С плеч внезапно свалилась непосильная тяжесть. Исчез злой кошмар, столько времени державший её в косматых лапах. Григорий жив, Григорий жив…

Если… если… если… великий боже, если не поздно… Не вынув ключ из замка, она пробежала коридор и ворвалась в комнату. Он был здесь. Живой. Сидел за столиком у окна и с трудом чертил что-то своей единственной левой рукой.

Было что-то детски беспомощное, детски жалобное во всей его фигуре, в том усилии, какое он вкладывал в свою работу, ещё не привыкши к своему увечью. Волна беспредельной нежности нахлынула на Марию. Она обижала ребёнка, беззащитного, несчастного ребёнка. Теперь она увидела ещё новый облик своей любви. Это был уже не только муж, любовник, товарищ, — это было единственное, любимое дитя, которое нуждалось в её покровительстве, помощи, в её нежной заботе. Не знакомое ей прежде тепло залило её сердце.

— Гриша!

Она бросилась к нему, упала на колени, обхватила его руками. Он был тут, тут, её Гриша. Она чувствовала близко-близко тепло его тела. Она захлебнулась счастьем.
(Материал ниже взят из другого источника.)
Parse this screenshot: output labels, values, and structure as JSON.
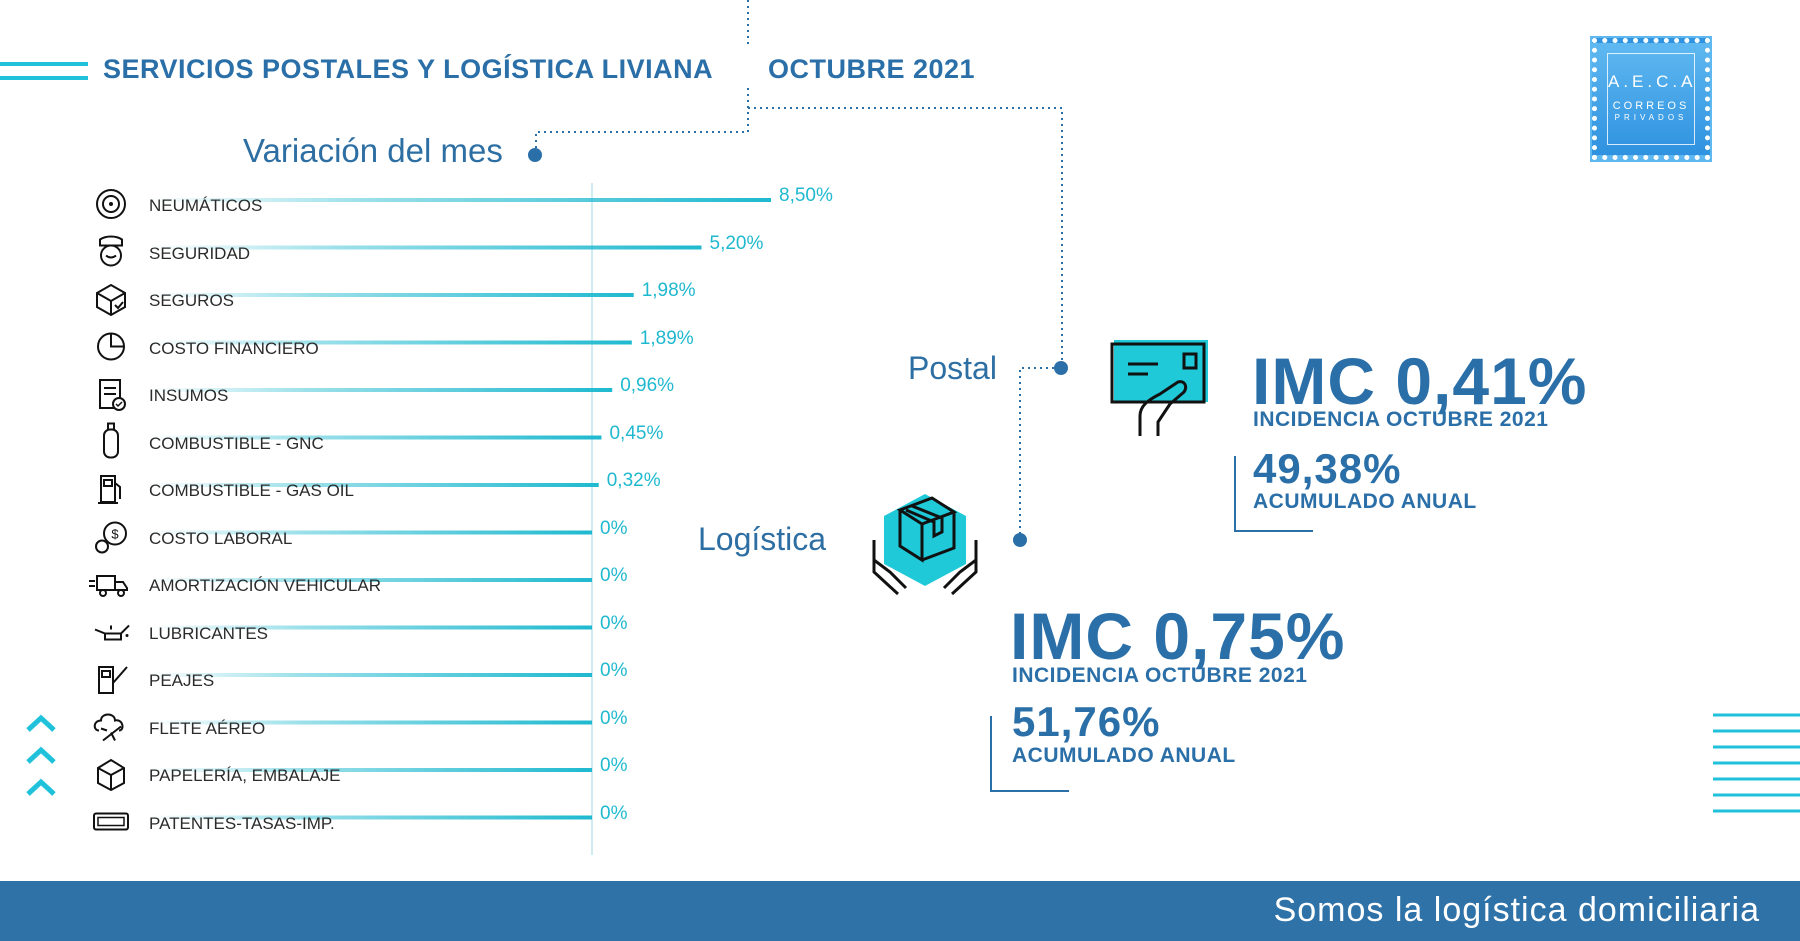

— Марийка, — сказал он не своим, напряжённым голосом. Она почувствовала на волосах его руку. Взглянула счастливыми глазами. Да, да, это был её Гриша. Лицо её Гриши, смятое злой рукой войны, глаз, который обожгло пламя вражеского снаряда, вдавленный вглубь. Швы, шрамы, рубцы. Впервые она смотрела на них вблизи. И увидела их теперь иначе. Нет, неправда, что были дни, когда из-за этих шрамов и рубцов она не увидела своего Гриши, своей любви, своего счастья, своего единственного человека. Радость горела высоким-высоким пламенем. Он существует, он живой, можно прижаться к нему, почувствовать его руку на волосах, можно услышать, как громко бьётся его сердце…

— Марийка, — повторил он ещё раз. И Мария увидела, что в его глазах стоят слёзы.

Она встала. Обхватила руками любимую голову и прижала её к груди.